Second family with the boston-type craniosynostosis syndrome: Novel mutation and expansion of the clinical spectrum


  • Alexander Janssen and Mohammad J. Hosen contributed equally to this work.
  • Conflict of interest: none.

Correspondence to:

Olivier Vanakker, M.D., Ph.D., Center for Medical Genetics, Ghent University Hospital, De Pintelaan 185, B-9000 Ghent, Belgium.



Craniosynostosis, caused by early fusion of one or more cranial sutures, can affect the coronal or lambdoid sutures, or include premature fusion of the sagittal (scaphocephaly) or metopic suture (trigonocephaly). Often occurring as isolated finding, their co-existence in a craniosynostosis syndrome is infrequent. We describe a four-generation family with variable expression of a craniosynostosis phenotype with scaphocephaly and a particularly severe trigonocephaly.

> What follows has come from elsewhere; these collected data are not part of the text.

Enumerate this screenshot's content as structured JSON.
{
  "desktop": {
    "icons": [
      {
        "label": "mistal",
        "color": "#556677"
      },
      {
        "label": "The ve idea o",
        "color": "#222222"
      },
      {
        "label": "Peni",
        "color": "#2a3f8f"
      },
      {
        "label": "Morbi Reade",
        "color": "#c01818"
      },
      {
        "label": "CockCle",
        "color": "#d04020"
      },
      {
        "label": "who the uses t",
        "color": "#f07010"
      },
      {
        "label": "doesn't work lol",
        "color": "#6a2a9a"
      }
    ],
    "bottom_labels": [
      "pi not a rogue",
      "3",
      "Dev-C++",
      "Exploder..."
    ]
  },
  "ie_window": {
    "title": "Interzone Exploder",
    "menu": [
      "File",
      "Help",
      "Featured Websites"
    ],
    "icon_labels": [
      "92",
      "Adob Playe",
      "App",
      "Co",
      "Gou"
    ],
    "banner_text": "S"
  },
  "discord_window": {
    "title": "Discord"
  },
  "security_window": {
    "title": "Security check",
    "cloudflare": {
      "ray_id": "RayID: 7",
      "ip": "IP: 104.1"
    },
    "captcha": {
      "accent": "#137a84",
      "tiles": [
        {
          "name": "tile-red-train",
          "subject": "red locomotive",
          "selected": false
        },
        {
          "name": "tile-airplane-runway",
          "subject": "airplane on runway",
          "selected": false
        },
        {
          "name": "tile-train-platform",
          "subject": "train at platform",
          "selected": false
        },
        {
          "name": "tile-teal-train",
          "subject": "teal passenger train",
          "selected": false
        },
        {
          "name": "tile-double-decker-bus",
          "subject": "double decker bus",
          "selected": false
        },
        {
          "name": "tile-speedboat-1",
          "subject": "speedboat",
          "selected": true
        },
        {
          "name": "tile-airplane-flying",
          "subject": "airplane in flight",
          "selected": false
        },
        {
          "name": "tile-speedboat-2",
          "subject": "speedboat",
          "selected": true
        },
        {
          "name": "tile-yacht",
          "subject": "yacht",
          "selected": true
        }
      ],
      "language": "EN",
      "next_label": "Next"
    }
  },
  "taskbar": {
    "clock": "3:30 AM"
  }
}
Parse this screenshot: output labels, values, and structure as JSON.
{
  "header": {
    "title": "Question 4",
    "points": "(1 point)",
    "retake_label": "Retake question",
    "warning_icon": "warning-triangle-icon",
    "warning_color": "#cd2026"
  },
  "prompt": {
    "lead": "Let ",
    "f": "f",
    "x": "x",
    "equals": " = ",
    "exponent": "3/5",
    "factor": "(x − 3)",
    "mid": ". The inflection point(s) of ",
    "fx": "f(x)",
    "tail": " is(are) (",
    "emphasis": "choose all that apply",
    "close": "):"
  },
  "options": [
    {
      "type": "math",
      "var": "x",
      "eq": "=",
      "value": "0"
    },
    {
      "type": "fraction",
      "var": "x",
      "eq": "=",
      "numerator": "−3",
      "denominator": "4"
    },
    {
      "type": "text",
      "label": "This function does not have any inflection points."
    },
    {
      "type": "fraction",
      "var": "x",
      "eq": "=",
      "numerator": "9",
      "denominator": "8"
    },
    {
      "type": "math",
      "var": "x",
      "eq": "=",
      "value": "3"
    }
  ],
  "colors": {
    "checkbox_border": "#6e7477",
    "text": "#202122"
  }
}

Molecular analysis revealed a missense mutation in the MSX2—associated with the Boston-type craniosynostosis syndrome—affecting the same amino-acid residue as in the original Boston family. Besides unique features such as the cranial sutures involved, minor limb abnormalities and incomplete penetrance, our patients share with the original family autosomal dominant inheritance and the presence of multiple endocranial erosions on CT imaging. Though these findings appear to be important diagnostic clues for MSX2-related craniosynostosis, it is noteworthy that the first affected generation in this family presented merely with isolated sagittal or unicoronal craniosynostosis and cutaneous syndactyly. Molecular analysis of MSX2 should therefore be considered in patients with isolated scaphocephaly/unicoronal synostosis, especially in the presence of a family history for craniosynostosis or syndactyly. © 2013 Wiley Periodicals, Inc.